Sebaliknya ketika kata yang dipakai adalah ‘mencabut’, yaitu terpisahnya nyawa dengan jasad, disitu muncul kesan ‘keengganan’ dari manusia untuk melepaskan nyawa tersebut. Lalu ketika Al-Qur’an menceritakan tentang masuknya nyawa kedalam jasad, si Pelakunya merujuk kepada Allah secara langsung, berbeda dengan ketika peristiwa kematian, pihak yang diinformasikan untuk melakukannya adalah malaikat. Juga pemakaian istilah yang berbeda, ketika masuk dipakai kata ‘ruh’, sedangkan disaat keluar digunakan kata ‘nafs’. Apakah ini untuk memberikan kesan bahwa ketika nyawa belum menyatu dengan jasad manusia, dia adalah sesuatu yang murni sebagai hamba Allah yang belum memiliki ‘hitung-hitungan’ pahala dan dosa, lalu ketika dicabut dari jasad dan dipanggil sebagai ‘nafs’, nyawa tersebut sudah ‘terkontaminasi’ oleh segala perbuatan selama hidup di dunia..?? wallahu’alam. Ini hanya kesan yang saya tangkap dari pemakaian istilah Al-Qur’an, anda dipersilahkan untuk merenungkannya sendiri.

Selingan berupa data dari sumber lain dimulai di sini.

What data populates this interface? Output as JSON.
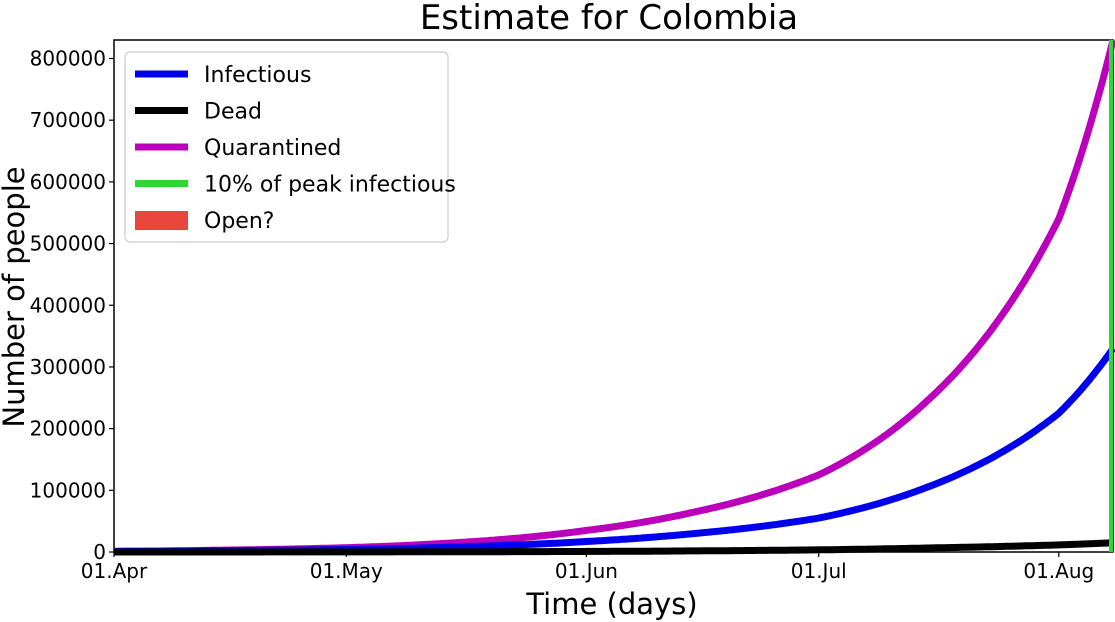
{
  "chart_data": {
    "type": "line",
    "title": "Estimate for Colombia",
    "xlabel": "Time (days)",
    "ylabel": "Number of people",
    "x_range": [
      "2020-04-01",
      "2020-08-08"
    ],
    "ylim": [
      0,
      830000
    ],
    "x_ticks": [
      {
        "label": "01.Apr",
        "date": "2020-04-01"
      },
      {
        "label": "01.May",
        "date": "2020-05-01"
      },
      {
        "label": "01.Jun",
        "date": "2020-06-01"
      },
      {
        "label": "01.Jul",
        "date": "2020-07-01"
      },
      {
        "label": "01.Aug",
        "date": "2020-08-01"
      }
    ],
    "y_ticks": [
      0,
      100000,
      200000,
      300000,
      400000,
      500000,
      600000,
      700000,
      800000
    ],
    "y_tick_labels": [
      "0",
      "100000",
      "200000",
      "300000",
      "400000",
      "500000",
      "600000",
      "700000",
      "800000"
    ],
    "x": [
      "2020-04-01",
      "2020-04-15",
      "2020-05-01",
      "2020-05-15",
      "2020-06-01",
      "2020-06-15",
      "2020-07-01",
      "2020-07-15",
      "2020-08-01",
      "2020-08-08"
    ],
    "series": [
      {
        "name": "Infectious",
        "color": "#0000ee",
        "values": [
          1000,
          2000,
          4000,
          8000,
          17000,
          30000,
          55000,
          105000,
          225000,
          330000
        ]
      },
      {
        "name": "Dead",
        "color": "#000000",
        "values": [
          0,
          50,
          150,
          400,
          900,
          1800,
          3500,
          6500,
          11500,
          15000
        ]
      },
      {
        "name": "Quarantined",
        "color": "#bb00bb",
        "values": [
          1000,
          3000,
          7000,
          15000,
          35000,
          65000,
          125000,
          245000,
          540000,
          830000
        ]
      }
    ],
    "vertical_line": {
      "name": "10% of peak infectious",
      "color": "#2fd635",
      "date": "2020-08-08"
    },
    "shaded_region": {
      "name": "Open?",
      "color": "#e8453c"
    },
    "legend": {
      "position": "top-left"
    },
    "grid": false
  }
}
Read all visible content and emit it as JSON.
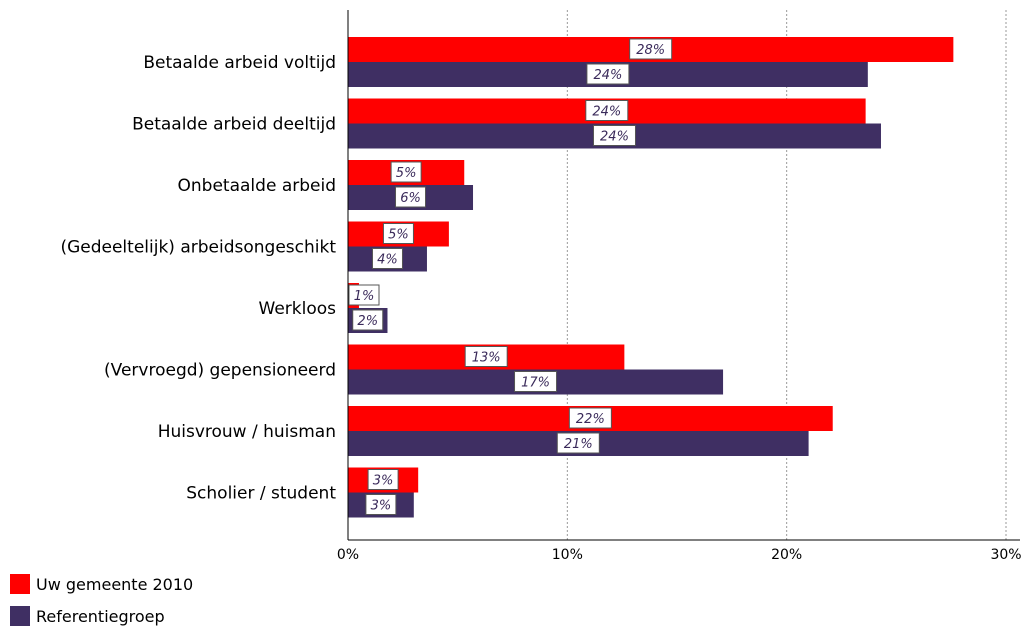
{
  "colors": {
    "series1": "#ff0000",
    "series2": "#3f2f63",
    "grid": "#999999",
    "axis": "#000000"
  },
  "chart_data": {
    "type": "bar",
    "orientation": "horizontal",
    "categories": [
      "Betaalde arbeid voltijd",
      "Betaalde arbeid deeltijd",
      "Onbetaalde arbeid",
      "(Gedeeltelijk) arbeidsongeschikt",
      "Werkloos",
      "(Vervroegd) gepensioneerd",
      "Huisvrouw / huisman",
      "Scholier / student"
    ],
    "series": [
      {
        "name": "Uw gemeente 2010",
        "values": [
          27.6,
          23.6,
          5.3,
          4.6,
          0.5,
          12.6,
          22.1,
          3.2
        ],
        "labels": [
          "28%",
          "24%",
          "5%",
          "5%",
          "1%",
          "13%",
          "22%",
          "3%"
        ]
      },
      {
        "name": "Referentiegroep",
        "values": [
          23.7,
          24.3,
          5.7,
          3.6,
          1.8,
          17.1,
          21.0,
          3.0
        ],
        "labels": [
          "24%",
          "24%",
          "6%",
          "4%",
          "2%",
          "17%",
          "21%",
          "3%"
        ]
      }
    ],
    "xlim": [
      0,
      30
    ],
    "xticks": [
      "0%",
      "10%",
      "20%",
      "30%"
    ],
    "xtick_values": [
      0,
      10,
      20,
      30
    ],
    "grid": true,
    "legend_placement": "bottom-left"
  }
}
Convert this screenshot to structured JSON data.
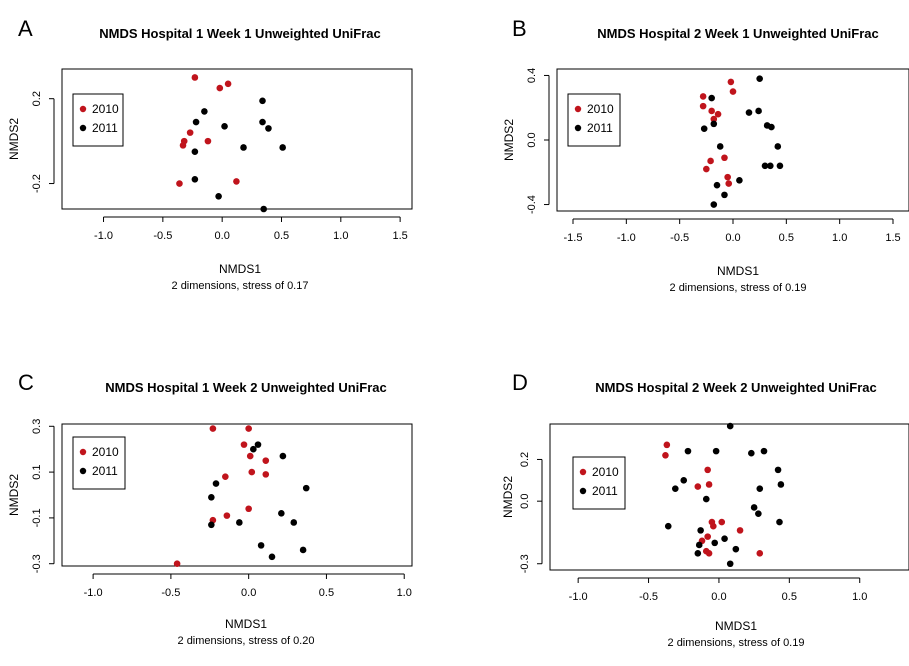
{
  "chart_data": [
    {
      "panel_label": "A",
      "type": "scatter",
      "title": "NMDS Hospital 1 Week 1 Unweighted UniFrac",
      "xlabel": "NMDS1",
      "subtitle": "2 dimensions, stress of 0.17",
      "ylabel": "NMDS2",
      "xlim": [
        -1.35,
        1.6
      ],
      "ylim": [
        -0.32,
        0.34
      ],
      "xticks": [
        -1.0,
        -0.5,
        0.0,
        0.5,
        1.0,
        1.5
      ],
      "xtick_labels": [
        "-1.0",
        "-0.5",
        "0.0",
        "0.5",
        "1.0",
        "1.5"
      ],
      "yticks": [
        -0.2,
        0.2
      ],
      "ytick_labels": [
        "-0.2",
        "0.2"
      ],
      "legend": {
        "position": "top-left"
      },
      "series": [
        {
          "name": "2010",
          "color": "#c0141c",
          "points": [
            [
              -0.23,
              0.3
            ],
            [
              0.05,
              0.27
            ],
            [
              -0.02,
              0.25
            ],
            [
              -0.27,
              0.04
            ],
            [
              -0.32,
              0.0
            ],
            [
              -0.33,
              -0.02
            ],
            [
              -0.12,
              0.0
            ],
            [
              -0.36,
              -0.2
            ],
            [
              0.12,
              -0.19
            ]
          ]
        },
        {
          "name": "2011",
          "color": "#000000",
          "points": [
            [
              0.34,
              0.19
            ],
            [
              -0.15,
              0.14
            ],
            [
              -0.22,
              0.09
            ],
            [
              0.34,
              0.09
            ],
            [
              0.39,
              0.06
            ],
            [
              0.02,
              0.07
            ],
            [
              0.18,
              -0.03
            ],
            [
              0.51,
              -0.03
            ],
            [
              -0.23,
              -0.05
            ],
            [
              -0.23,
              -0.18
            ],
            [
              -0.03,
              -0.26
            ],
            [
              0.35,
              -0.32
            ]
          ]
        }
      ]
    },
    {
      "panel_label": "B",
      "type": "scatter",
      "title": "NMDS Hospital 2 Week 1 Unweighted UniFrac",
      "xlabel": "NMDS1",
      "subtitle": "2 dimensions, stress of 0.19",
      "ylabel": "NMDS2",
      "xlim": [
        -1.65,
        1.65
      ],
      "ylim": [
        -0.44,
        0.44
      ],
      "xticks": [
        -1.5,
        -1.0,
        -0.5,
        0.0,
        0.5,
        1.0,
        1.5
      ],
      "xtick_labels": [
        "-1.5",
        "-1.0",
        "-0.5",
        "0.0",
        "0.5",
        "1.0",
        "1.5"
      ],
      "yticks": [
        -0.4,
        0.0,
        0.4
      ],
      "ytick_labels": [
        "-0.4",
        "0.0",
        "0.4"
      ],
      "legend": {
        "position": "top-left"
      },
      "series": [
        {
          "name": "2010",
          "color": "#c0141c",
          "points": [
            [
              -0.02,
              0.36
            ],
            [
              -0.28,
              0.27
            ],
            [
              0.0,
              0.3
            ],
            [
              -0.28,
              0.21
            ],
            [
              -0.2,
              0.18
            ],
            [
              -0.14,
              0.16
            ],
            [
              -0.18,
              0.13
            ],
            [
              -0.21,
              -0.13
            ],
            [
              -0.08,
              -0.11
            ],
            [
              -0.25,
              -0.18
            ],
            [
              -0.05,
              -0.23
            ],
            [
              -0.04,
              -0.27
            ]
          ]
        },
        {
          "name": "2011",
          "color": "#000000",
          "points": [
            [
              0.25,
              0.38
            ],
            [
              -0.2,
              0.26
            ],
            [
              0.15,
              0.17
            ],
            [
              0.24,
              0.18
            ],
            [
              -0.27,
              0.07
            ],
            [
              -0.18,
              0.1
            ],
            [
              0.32,
              0.09
            ],
            [
              0.36,
              0.08
            ],
            [
              -0.12,
              -0.04
            ],
            [
              0.42,
              -0.04
            ],
            [
              0.3,
              -0.16
            ],
            [
              0.35,
              -0.16
            ],
            [
              0.44,
              -0.16
            ],
            [
              -0.15,
              -0.28
            ],
            [
              0.06,
              -0.25
            ],
            [
              -0.08,
              -0.34
            ],
            [
              -0.18,
              -0.4
            ]
          ]
        }
      ]
    },
    {
      "panel_label": "C",
      "type": "scatter",
      "title": "NMDS Hospital 1 Week 2 Unweighted UniFrac",
      "xlabel": "NMDS1",
      "subtitle": "2 dimensions, stress of 0.20",
      "ylabel": "NMDS2",
      "xlim": [
        -1.2,
        1.05
      ],
      "ylim": [
        -0.31,
        0.31
      ],
      "xticks": [
        -1.0,
        -0.5,
        0.0,
        0.5,
        1.0
      ],
      "xtick_labels": [
        "-1.0",
        "-0.5",
        "0.0",
        "0.5",
        "1.0"
      ],
      "yticks": [
        -0.3,
        -0.1,
        0.1,
        0.3
      ],
      "ytick_labels": [
        "-0.3",
        "-0.1",
        "0.1",
        "0.3"
      ],
      "legend": {
        "position": "top-left"
      },
      "series": [
        {
          "name": "2010",
          "color": "#c0141c",
          "points": [
            [
              -0.23,
              0.29
            ],
            [
              0.0,
              0.29
            ],
            [
              -0.03,
              0.22
            ],
            [
              0.01,
              0.17
            ],
            [
              0.11,
              0.15
            ],
            [
              0.02,
              0.1
            ],
            [
              0.11,
              0.09
            ],
            [
              -0.15,
              0.08
            ],
            [
              -0.23,
              -0.11
            ],
            [
              -0.14,
              -0.09
            ],
            [
              0.0,
              -0.06
            ],
            [
              -0.46,
              -0.3
            ]
          ]
        },
        {
          "name": "2011",
          "color": "#000000",
          "points": [
            [
              0.06,
              0.22
            ],
            [
              0.03,
              0.2
            ],
            [
              0.22,
              0.17
            ],
            [
              -0.21,
              0.05
            ],
            [
              0.37,
              0.03
            ],
            [
              -0.24,
              -0.01
            ],
            [
              0.21,
              -0.08
            ],
            [
              -0.24,
              -0.13
            ],
            [
              -0.06,
              -0.12
            ],
            [
              0.29,
              -0.12
            ],
            [
              0.08,
              -0.22
            ],
            [
              0.15,
              -0.27
            ],
            [
              0.35,
              -0.24
            ]
          ]
        }
      ]
    },
    {
      "panel_label": "D",
      "type": "scatter",
      "title": "NMDS Hospital 2 Week 2 Unweighted UniFrac",
      "xlabel": "NMDS1",
      "subtitle": "2 dimensions, stress of 0.19",
      "ylabel": "NMDS2",
      "xlim": [
        -1.2,
        1.35
      ],
      "ylim": [
        -0.33,
        0.37
      ],
      "xticks": [
        -1.0,
        -0.5,
        0.0,
        0.5,
        1.0
      ],
      "xtick_labels": [
        "-1.0",
        "-0.5",
        "0.0",
        "0.5",
        "1.0"
      ],
      "yticks": [
        -0.3,
        0.0,
        0.2
      ],
      "ytick_labels": [
        "-0.3",
        "0.0",
        "0.2"
      ],
      "legend": {
        "position": "top-left"
      },
      "series": [
        {
          "name": "2010",
          "color": "#c0141c",
          "points": [
            [
              -0.37,
              0.27
            ],
            [
              -0.38,
              0.22
            ],
            [
              -0.08,
              0.15
            ],
            [
              -0.07,
              0.08
            ],
            [
              -0.15,
              0.07
            ],
            [
              -0.05,
              -0.1
            ],
            [
              0.02,
              -0.1
            ],
            [
              -0.08,
              -0.17
            ],
            [
              0.15,
              -0.14
            ],
            [
              -0.12,
              -0.19
            ],
            [
              -0.04,
              -0.12
            ],
            [
              -0.09,
              -0.24
            ],
            [
              -0.07,
              -0.25
            ],
            [
              0.29,
              -0.25
            ]
          ]
        },
        {
          "name": "2011",
          "color": "#000000",
          "points": [
            [
              0.08,
              0.36
            ],
            [
              -0.22,
              0.24
            ],
            [
              -0.02,
              0.24
            ],
            [
              0.23,
              0.23
            ],
            [
              0.32,
              0.24
            ],
            [
              0.42,
              0.15
            ],
            [
              -0.25,
              0.1
            ],
            [
              0.44,
              0.08
            ],
            [
              -0.31,
              0.06
            ],
            [
              0.29,
              0.06
            ],
            [
              -0.09,
              0.01
            ],
            [
              0.25,
              -0.03
            ],
            [
              0.28,
              -0.06
            ],
            [
              -0.36,
              -0.12
            ],
            [
              0.43,
              -0.1
            ],
            [
              -0.13,
              -0.14
            ],
            [
              0.04,
              -0.18
            ],
            [
              -0.14,
              -0.21
            ],
            [
              -0.03,
              -0.2
            ],
            [
              0.12,
              -0.23
            ],
            [
              -0.15,
              -0.25
            ],
            [
              0.08,
              -0.3
            ]
          ]
        }
      ]
    }
  ]
}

Nyawa manusia merupakan sesuatu yang diciptakan Allah dari ketiadaan, sebelumnya tidak ada lalu diadakan. Al-Qur’an menjelaskan :

Dan tidakkah manusia itu memikirkan bahwa sesungguhnya Kami telah menciptakannya dahulu, sedang ia tidak ada sama sekali? (Maryam: 67)

Kata ‘al-insaan’ merujuk kepada manusia secara keseluruhan yang terdiri dari jasad dan nyawa, maka pernyataan ‘sedang ia tidak ada sama sekali’ menunjukkan bahwa baik nyawa dan jasad tersebut dulunya tidak ada, lalu Allah menciptakan menjadi ada.

Perjalanan hidup manusia diinformasikan Al-Qur’an dengan 2 kali pergantian antara hidup dan mati, diabadikan Allah melalui penyesalan orang-orang kafir ketika dihadapkan kepada neraka :

Mereka menjawab: “Ya Tuhan kami Engkau telah mematikan kami dua kali dan telah menghidupkan kami dua kali (pula), lalu kami mengakui dosa-dosa kami. Maka adakah sesuatu jalan (bagi kami) untuk keluar (dari neraka)?” (Ghaafir: 11)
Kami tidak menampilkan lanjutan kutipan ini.